The South African Financial Sector Conduct Authority (FSCA), the watchdog for financial conduct in the country, has taken an important step in regulating cryptocurrencies by approving 59 licenses for crypto companies in one fell swoop.

The news was reported by local media on Thursday and marks a significant development in the adoption of digital assets within the country’s financial sector.

Cryptos are treated as regulated financial products

This breakthrough follows the regulator’s announcement in 2022 stating that cryptocurrencies should be treated as regulated financial products. The purpose of this is to protect users from the risks associated with digital assets and to prevent their use in activities such as money laundering and terrorist financing.

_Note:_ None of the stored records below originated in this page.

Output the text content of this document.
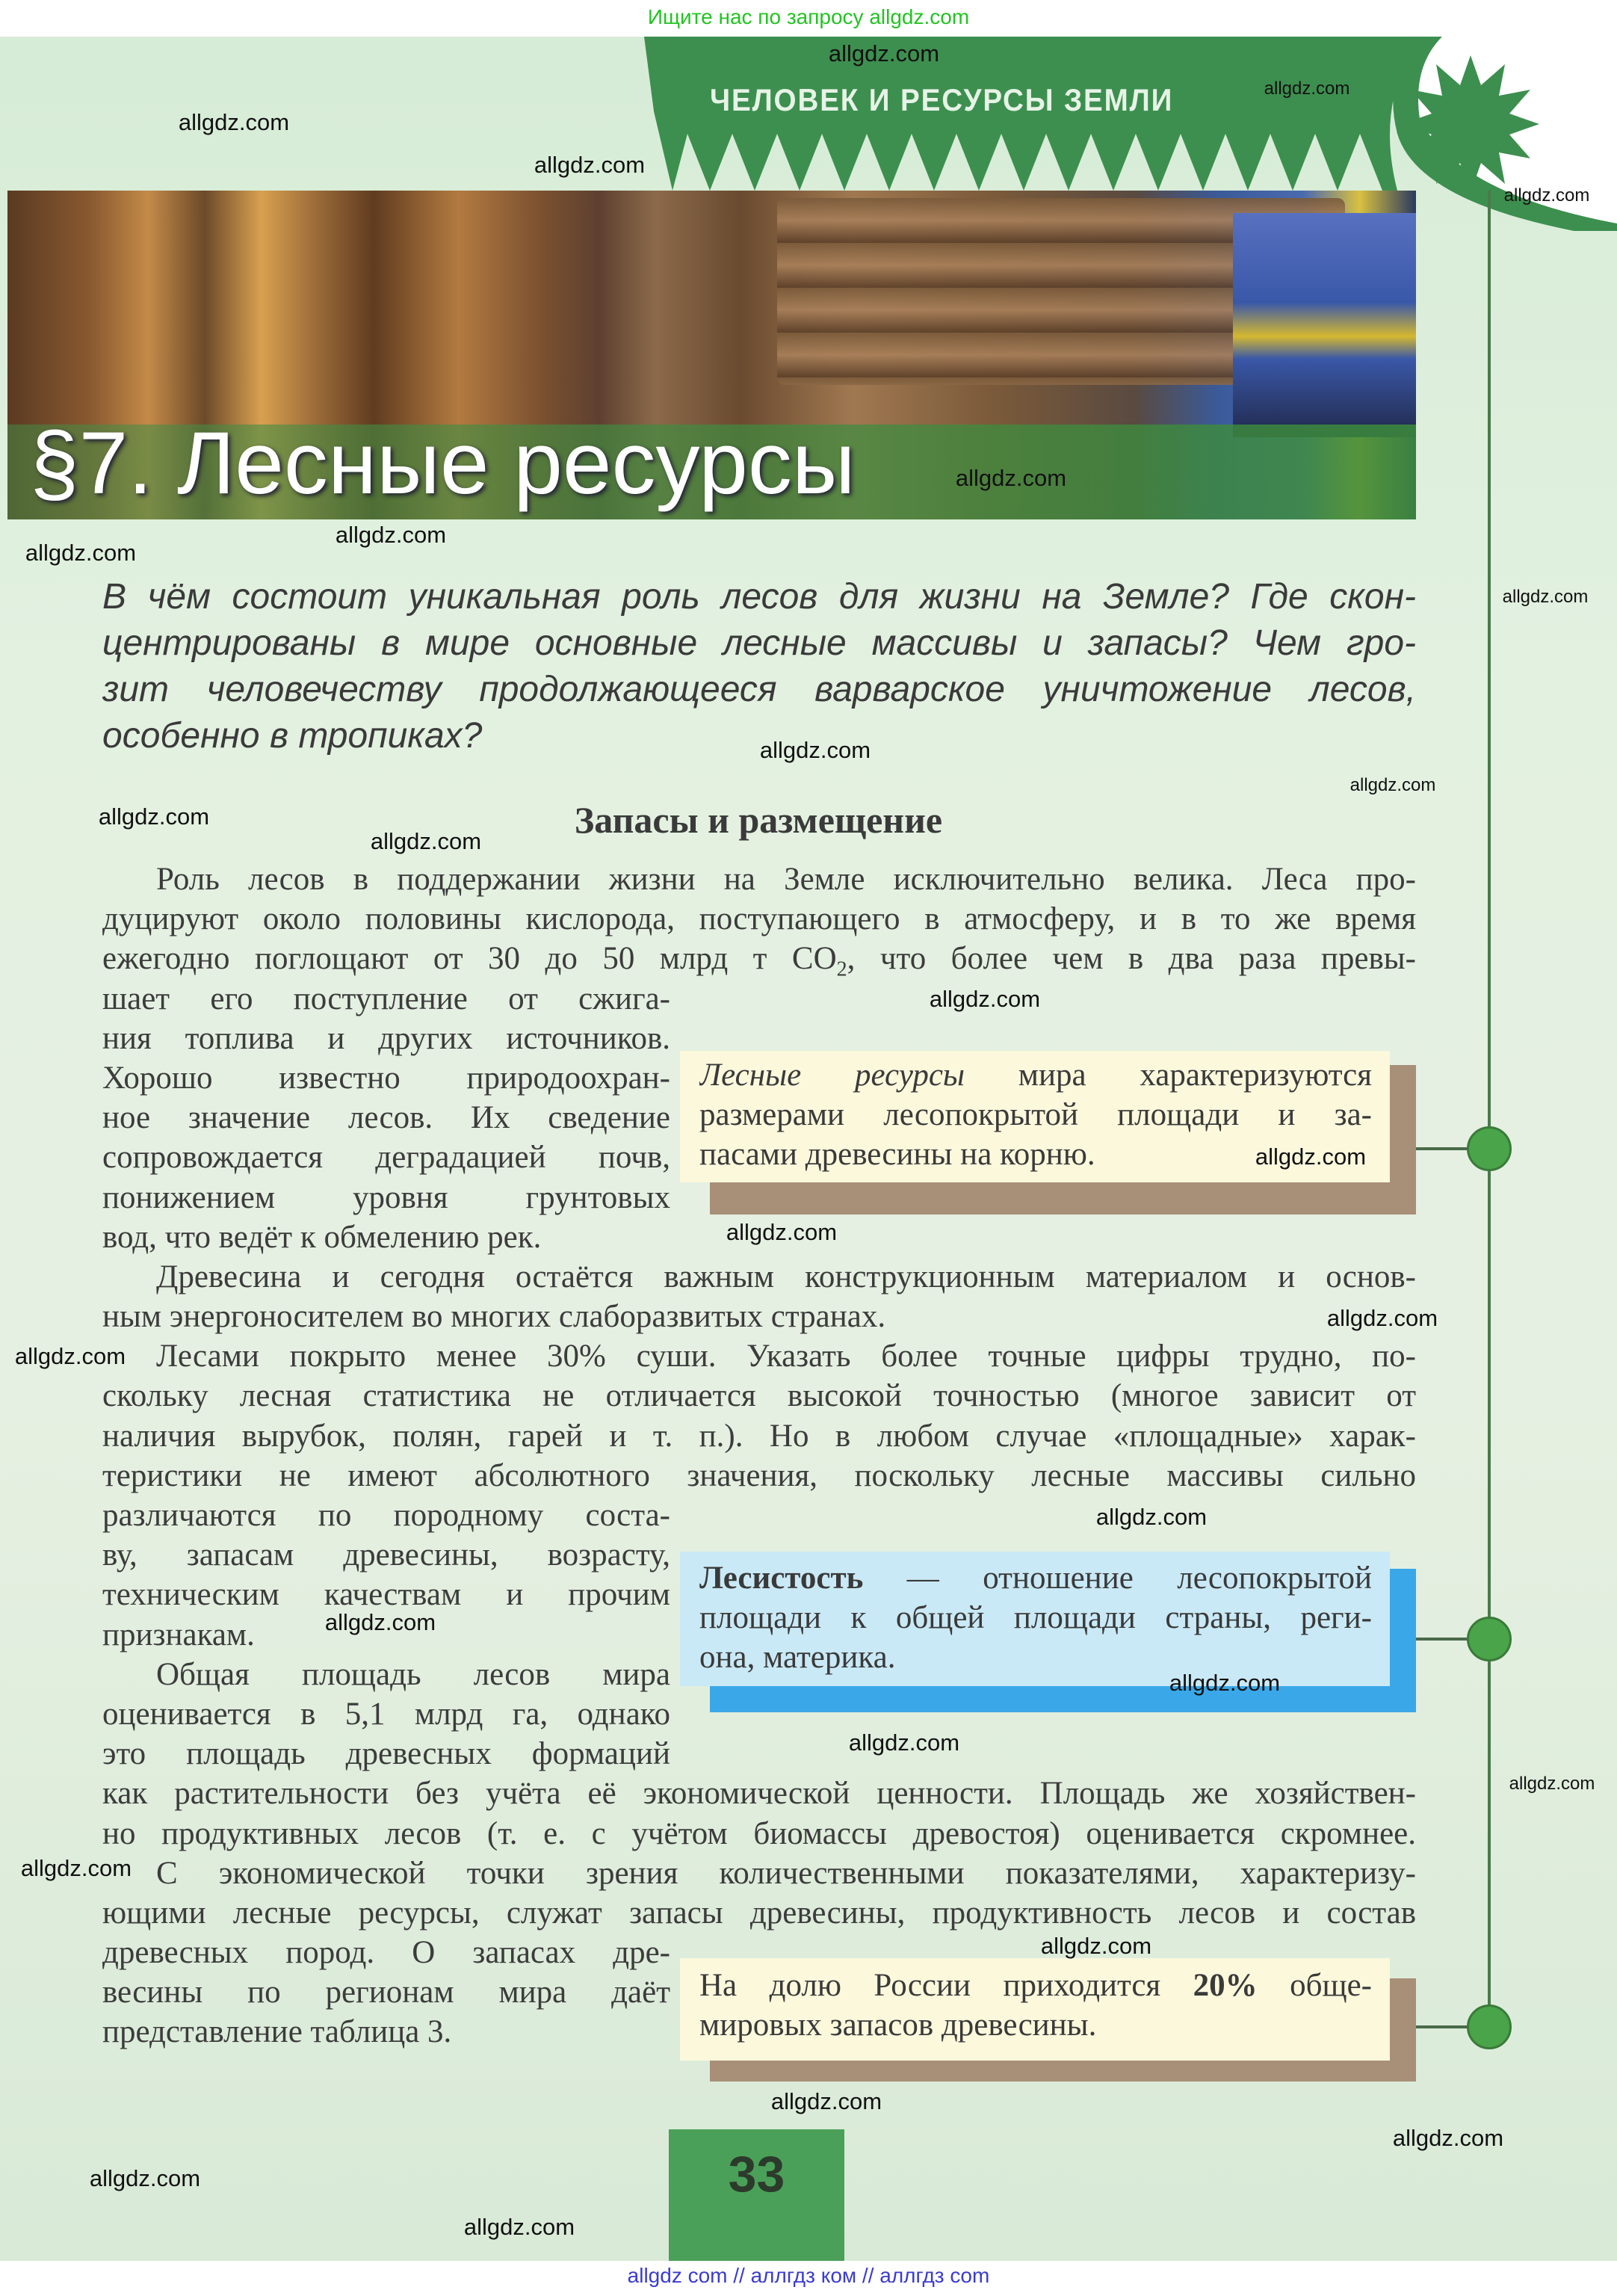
Ищите нас по запросу allgdz.com
ЧЕЛОВЕК И РЕСУРСЫ ЗЕМЛИ
§7. Лесные ресурсы
В чём состоит уникальная роль лесов для жизни на Земле? Где скон-
центрированы в мире основные лесные массивы и запасы? Чем гро-
зит человечеству продолжающееся варварское уничтожение лесов,
особенно в тропиках?
Запасы и размещение
Лесные ресурсы мира характеризуются
размерами лесопокрытой площади и за-
пасами древесины на корню.
Лесистость — отношение лесопокрытой
площади к общей площади страны, реги-
она, материка.
На долю России приходится 20% обще-
мировых запасов древесины.
Роль лесов в поддержании жизни на Земле исключительно велика. Леса про-
дуцируют около половины кислорода, поступающего в атмосферу, и в то же время
ежегодно поглощают от 30 до 50 млрд т $CO_2$, что более чем в два раза превы-
шает его поступление от сжига-
ния топлива и других источников.
Хорошо известно природоохран-
ное значение лесов. Их сведение
сопровождается деградацией почв,
понижением уровня грунтовых
вод, что ведёт к обмелению рек.
Древесина и сегодня остаётся важным конструкционным материалом и основ-
ным энергоносителем во многих слаборазвитых странах.
Лесами покрыто менее 30% суши. Указать более точные цифры трудно, по-
скольку лесная статистика не отличается высокой точностью (многое зависит от
наличия вырубок, полян, гарей и т. п.). Но в любом случае «площадные» харак-
теристики не имеют абсолютного значения, поскольку лесные массивы сильно
различаются по породному соста-
ву, запасам древесины, возрасту,
техническим качествам и прочим
признакам.
Общая площадь лесов мира
оценивается в 5,1 млрд га, однако
это площадь древесных формаций
как растительности без учёта её экономической ценности. Площадь же хозяйствен-
но продуктивных лесов (т. е. с учётом биомассы древостоя) оценивается скромнее.
С экономической точки зрения количественными показателями, характеризу-
ющими лесные ресурсы, служат запасы древесины, продуктивность лесов и состав
древесных пород. О запасах дре-
весины по регионам мира даёт
представление таблица 3.
33
allgdz com // аллгдз ком // аллгдз com
allgdz.com
allgdz.com
allgdz.com
allgdz.com
allgdz.com
allgdz.com
allgdz.com
allgdz.com
allgdz.com
allgdz.com
allgdz.com
allgdz.com
allgdz.com
allgdz.com
allgdz.com
allgdz.com
allgdz.com
allgdz.com
allgdz.com
allgdz.com
allgdz.com
allgdz.com
allgdz.com
allgdz.com
allgdz.com
allgdz.com
allgdz.com
allgdz.com
allgdz.com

According to a report that appeared in local media on March 14, this approval of operating licenses positions South Africa as the leading jurisdiction on the African continent in crypto regulation. The newly implemented licensing regime for crypto companies gives the central bank’s Financial Surveillance Department explicit powers to authorize crypto trading platforms to report all transactions involving digital assets.

Many more applications are still pending

Felicity Mabaso, division director at the FSCA, explained that the 59 approved licenses are part of a total of 355 license applications submitted before the deadline of November 30 last year. With 262 applications still pending, the regulator expects to make further decisions soon.

South Africa had already started developing a specific framework for cryptocurrencies in 2021. The recent classification of digital currencies as financial products brings them under the Financial Advisory and Intermediary Services Act (FAIS), which sets new licensing requirements for crypto companies and provides customer protections.

Stablecoins, on the other hand, are exempt from this classification for the time being. However, the country is considering a policy change to include them under the definition of crypto assets, in an ongoing effort to strengthen the regulatory framework around digital currencies.